Mon corps a décidé de m’offrir un petit cocktail inédit sponsorisé par l’anxiété pour fêter ça et notamment un bel acouphène qui me tient éveillée la nuit. Pendant ces bruyantes insomnies j’ai eu l’occasion de penser aux usages sérieux et parodiques de la chanson de Simon & Garfunkel The Sound of Silence. J’ai passé beaucoup de temps à regarder dans le vide comme Dustin Hoffman à la fin du Lauréat, à me dire que j’avais toujours pris le silence comme un acquis, comme on le fait avec tant de choses. Et un jour le silence se brise et il ne reste plus qu’à essayer de vivre dans le vacarme de son absence. Comme le chantait David Berman, When something breaks it makes a beautiful sound. Cela fait des années que j’ai une cicatrice dans mon œil droit, que j’ai fini par assimiler à mon champ de vision. C’est un petit bout de monde qui a disparu pour toujours, un petit trou noir qui est peut-être la porte d’un autre univers. Parfois j’essaie d’y plonger.

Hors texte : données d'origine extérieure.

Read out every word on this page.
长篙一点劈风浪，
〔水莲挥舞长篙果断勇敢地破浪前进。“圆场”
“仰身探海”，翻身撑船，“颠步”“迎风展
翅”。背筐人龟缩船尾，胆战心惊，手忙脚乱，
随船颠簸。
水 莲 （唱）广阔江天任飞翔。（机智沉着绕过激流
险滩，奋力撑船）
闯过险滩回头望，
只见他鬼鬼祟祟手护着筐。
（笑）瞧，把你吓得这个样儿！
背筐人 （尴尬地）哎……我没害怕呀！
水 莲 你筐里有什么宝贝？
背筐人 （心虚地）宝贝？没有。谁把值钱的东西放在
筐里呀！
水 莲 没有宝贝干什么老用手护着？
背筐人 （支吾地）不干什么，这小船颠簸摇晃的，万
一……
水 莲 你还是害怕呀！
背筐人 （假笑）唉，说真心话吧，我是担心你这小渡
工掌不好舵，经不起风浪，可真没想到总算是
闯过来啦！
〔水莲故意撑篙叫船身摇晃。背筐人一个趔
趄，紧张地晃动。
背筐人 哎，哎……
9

Peut-être que l’acouphène partira mais peut-être que, humaine comme je le suis, habituée à m’accomoder de tout, ce vrombissement fera un jour partie de ma musique intérieure.

Le silence, alors, ne sera qu’un lointain souvenir.

Ce que j’ai fait en mai :

📚 Oui donc j’ai sorti un livre, pfiou. Ça s’appelle Utopies féministes sur nos écrans, Les amitiés féminines en action, c’est sorti aux éditions Daronnes et la couverture est illustrée par ma BFF Aurore Carric. Ça parle des amitiés à l’écran avec un ton personnel et à la première personne cause that’s what I do ! Vous pouvez si vous avez envie le commander dans votre librairie préférée et même venir me voir pour en parler :

  • au lancement à la librairie Un livre une tasse de thé à Paris le 2 juin

  • à la rencontre/dédicace à Rerenga Wines (Paris) le 7 juin

  • et même à Brest dans ce lieu merveilleux qu’est le Refuge Royal, le 17 juin à 18h30. Vraiment, n’hésitez pas à venir !!

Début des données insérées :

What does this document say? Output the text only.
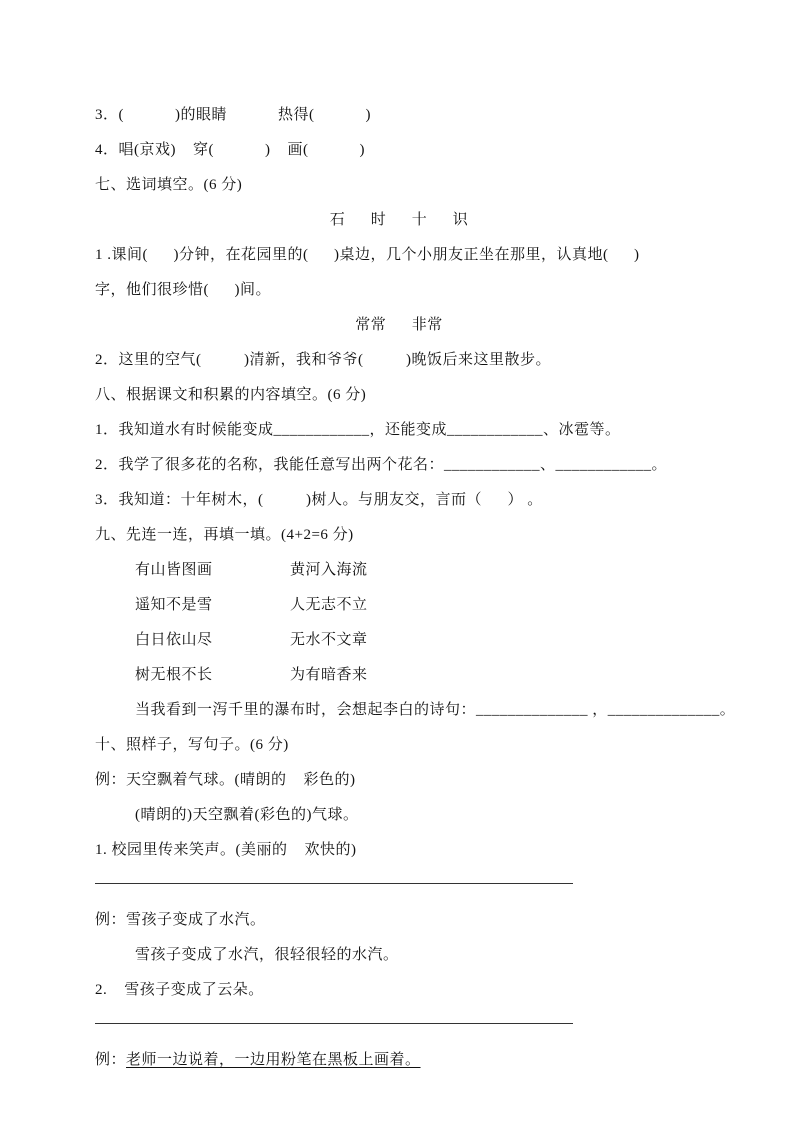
3．(            )的眼睛            热得(            )
4．唱(京戏)    穿(            )    画(            )
七、选词填空。(6 分)
石      时      十      识
1 .课间(      )分钟，在花园里的(      )桌边，几个小朋友正坐在那里，认真地(      )
字，他们很珍惜(      )间。
常常      非常
2．这里的空气(          )清新，我和爷爷(          )晚饭后来这里散步。
八、根据课文和积累的内容填空。(6 分)
1．我知道水有时候能变成____________，还能变成____________、冰雹等。
2．我学了很多花的名称，我能任意写出两个花名：____________、____________。
3．我知道：十年树木，(          )树人。与朋友交，言而（      ） 。
九、先连一连，再填一填。(4+2=6 分)
有山皆图画	黄河入海流
遥知不是雪	人无志不立
白日依山尽	无水不文章
树无根不长	为有暗香来
当我看到一泻千里的瀑布时，会想起李白的诗句：______________ ，______________。
十、照样子，写句子。(6 分)
例：天空飘着气球。(晴朗的    彩色的)
(晴朗的)天空飘着(彩色的)气球。
1. 校园里传来笑声。(美丽的    欢快的)
例：雪孩子变成了水汽。
雪孩子变成了水汽，很轻很轻的水汽。
2.    雪孩子变成了云朵。
例： 老师一边说着，一边用粉笔在黑板上画着。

🎧 Si vous avez envie d’en savoir plus sur le livre, j’ai participé à la super émission de RFI Tous les cinémas du monde, ça s’écoute en podcast par ici.

🔥 Ce mois-ci j’ai écrit un article pour Madmoizelle sur la colère, pour lequel j’ai interrogé Mathilde Blézat qui a écrit un super livre sur l’auto-défense féministe et Taous Merakchi qui a publié le texte autobiographique Vénère, Être une femme en colère dans un monde d'homme. Vous pouvez lire l’article .

✊ Pour la newsletter de Women Who Do Stuff du mois on a interrogé Noémie Trovato qui est en deuxième année de master en sociolinguistique à la Sorbonne Nouvelle et qui nous a parlé du procès Depp vs Heard et de ce que ça nous dit sur un backlash post-#metoo. À lire par là.

📚 Juste un post sur mon blog culturel ce mois-ci mais ce n’est pas trop grave, j’y ai parlé de plein de choses qui m’ont plu ces dernières semaines : le film japonais Tampopo, la BD de Catherine Ocelot Symptômes (éditions Pow Pow), la série Heartstopper (j’ai bien envie de me lire les BD maintenant), le nouvel album de Belle and Sebastian… Par !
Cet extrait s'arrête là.